Over 67,800 Bitcoin Withdrawn from Major Centralized Exchanges as Institutions Accumulate Amid Price Consolidation
Recent data highlights a significant outflow of over 67,854 BTC from major centralized exchanges in early June 2025, with top withdrawals from Bitfinex (25,368 BTC), Binance (10,292 BTC), and Coinbase Pro (9,867 BTC). The primary driver behind these withdrawals is believed to be institutional investors, such as ETF providers, custodians, and OTC desks, moving large amounts of Bitcoin into private wallets for self-custody or long-term holding. This trend signals a decline in short-term selling pressure on exchanges, reflecting growing bullish sentiment among long-term holders. Despite these substantial outflows, Bitcoin’s price hovered near $100,000 and consolidated, indicating market uncertainty. Analysts note that such contraction in exchange reserves often precedes significant upward price movements, though these effects may be delayed. However, factors like weak US economic data and tariffs could cause Bitcoin to trade sideways in the near term.
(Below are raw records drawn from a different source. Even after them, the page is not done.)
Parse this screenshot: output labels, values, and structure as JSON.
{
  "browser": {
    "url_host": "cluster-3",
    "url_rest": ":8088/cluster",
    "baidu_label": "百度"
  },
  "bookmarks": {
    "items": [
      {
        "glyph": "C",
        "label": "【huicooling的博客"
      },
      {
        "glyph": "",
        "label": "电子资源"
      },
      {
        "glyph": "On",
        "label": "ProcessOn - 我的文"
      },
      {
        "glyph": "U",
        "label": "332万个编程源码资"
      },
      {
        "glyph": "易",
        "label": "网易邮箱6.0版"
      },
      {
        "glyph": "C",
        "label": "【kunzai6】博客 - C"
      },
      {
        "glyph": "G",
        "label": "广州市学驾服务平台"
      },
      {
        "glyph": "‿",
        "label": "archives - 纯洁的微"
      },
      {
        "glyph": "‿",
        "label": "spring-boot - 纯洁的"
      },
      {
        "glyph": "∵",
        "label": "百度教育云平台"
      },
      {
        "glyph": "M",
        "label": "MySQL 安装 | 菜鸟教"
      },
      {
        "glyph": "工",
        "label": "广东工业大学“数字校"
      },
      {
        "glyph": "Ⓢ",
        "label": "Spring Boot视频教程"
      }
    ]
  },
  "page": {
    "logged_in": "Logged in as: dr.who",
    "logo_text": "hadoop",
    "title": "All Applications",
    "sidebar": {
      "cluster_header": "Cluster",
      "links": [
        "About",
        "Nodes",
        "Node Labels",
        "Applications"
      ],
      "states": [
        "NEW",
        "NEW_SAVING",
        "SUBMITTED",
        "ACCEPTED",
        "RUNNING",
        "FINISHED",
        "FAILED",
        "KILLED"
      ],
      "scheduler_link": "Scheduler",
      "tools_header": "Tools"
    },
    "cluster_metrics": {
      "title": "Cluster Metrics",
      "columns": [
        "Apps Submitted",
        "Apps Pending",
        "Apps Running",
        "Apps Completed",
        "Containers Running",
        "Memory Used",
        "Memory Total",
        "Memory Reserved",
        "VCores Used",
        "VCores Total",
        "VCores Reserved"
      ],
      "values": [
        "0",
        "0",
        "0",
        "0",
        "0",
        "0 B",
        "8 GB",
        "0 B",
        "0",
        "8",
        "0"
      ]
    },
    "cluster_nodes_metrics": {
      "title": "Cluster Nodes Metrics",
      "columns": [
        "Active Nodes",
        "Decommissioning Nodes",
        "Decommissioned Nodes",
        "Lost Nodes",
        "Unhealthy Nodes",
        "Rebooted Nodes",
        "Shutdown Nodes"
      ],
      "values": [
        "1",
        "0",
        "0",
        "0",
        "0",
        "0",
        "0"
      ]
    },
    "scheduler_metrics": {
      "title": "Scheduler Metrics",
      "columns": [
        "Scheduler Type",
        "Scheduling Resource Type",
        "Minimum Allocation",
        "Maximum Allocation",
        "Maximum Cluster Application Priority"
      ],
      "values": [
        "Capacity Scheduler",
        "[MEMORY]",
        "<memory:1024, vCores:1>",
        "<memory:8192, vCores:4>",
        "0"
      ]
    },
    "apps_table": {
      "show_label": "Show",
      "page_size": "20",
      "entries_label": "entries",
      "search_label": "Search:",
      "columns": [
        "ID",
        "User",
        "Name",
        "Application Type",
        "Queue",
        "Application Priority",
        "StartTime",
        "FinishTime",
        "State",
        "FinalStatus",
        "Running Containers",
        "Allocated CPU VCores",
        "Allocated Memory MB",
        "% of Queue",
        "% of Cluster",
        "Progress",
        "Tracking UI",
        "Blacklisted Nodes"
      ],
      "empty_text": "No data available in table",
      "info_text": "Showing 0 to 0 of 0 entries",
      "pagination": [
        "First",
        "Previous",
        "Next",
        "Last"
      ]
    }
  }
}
Traders should monitor the reduced liquidity and potential for increased volatility, especially if demand rises, with a key support level at $96,719 that could trigger further price swings if breached.
Bullish
The large-scale withdrawal of Bitcoin from centralized exchanges, primarily driven by institutional players, indicates a strategic accumulation phase and decreased immediate selling pressure. Historically, such contraction in exchange reserves often precedes significant upward moves in Bitcoin prices, although this effect can be delayed. Despite macroeconomic uncertainties that could cause short-term price consolidation or sideways trading, the underlying sentiment points to long-term bullishness as supply on exchanges tightens. Market participants should watch for intensified volatility if demand surges, but the overall trend of exchange outflows signals positive momentum for Bitcoin’s long-term prospects.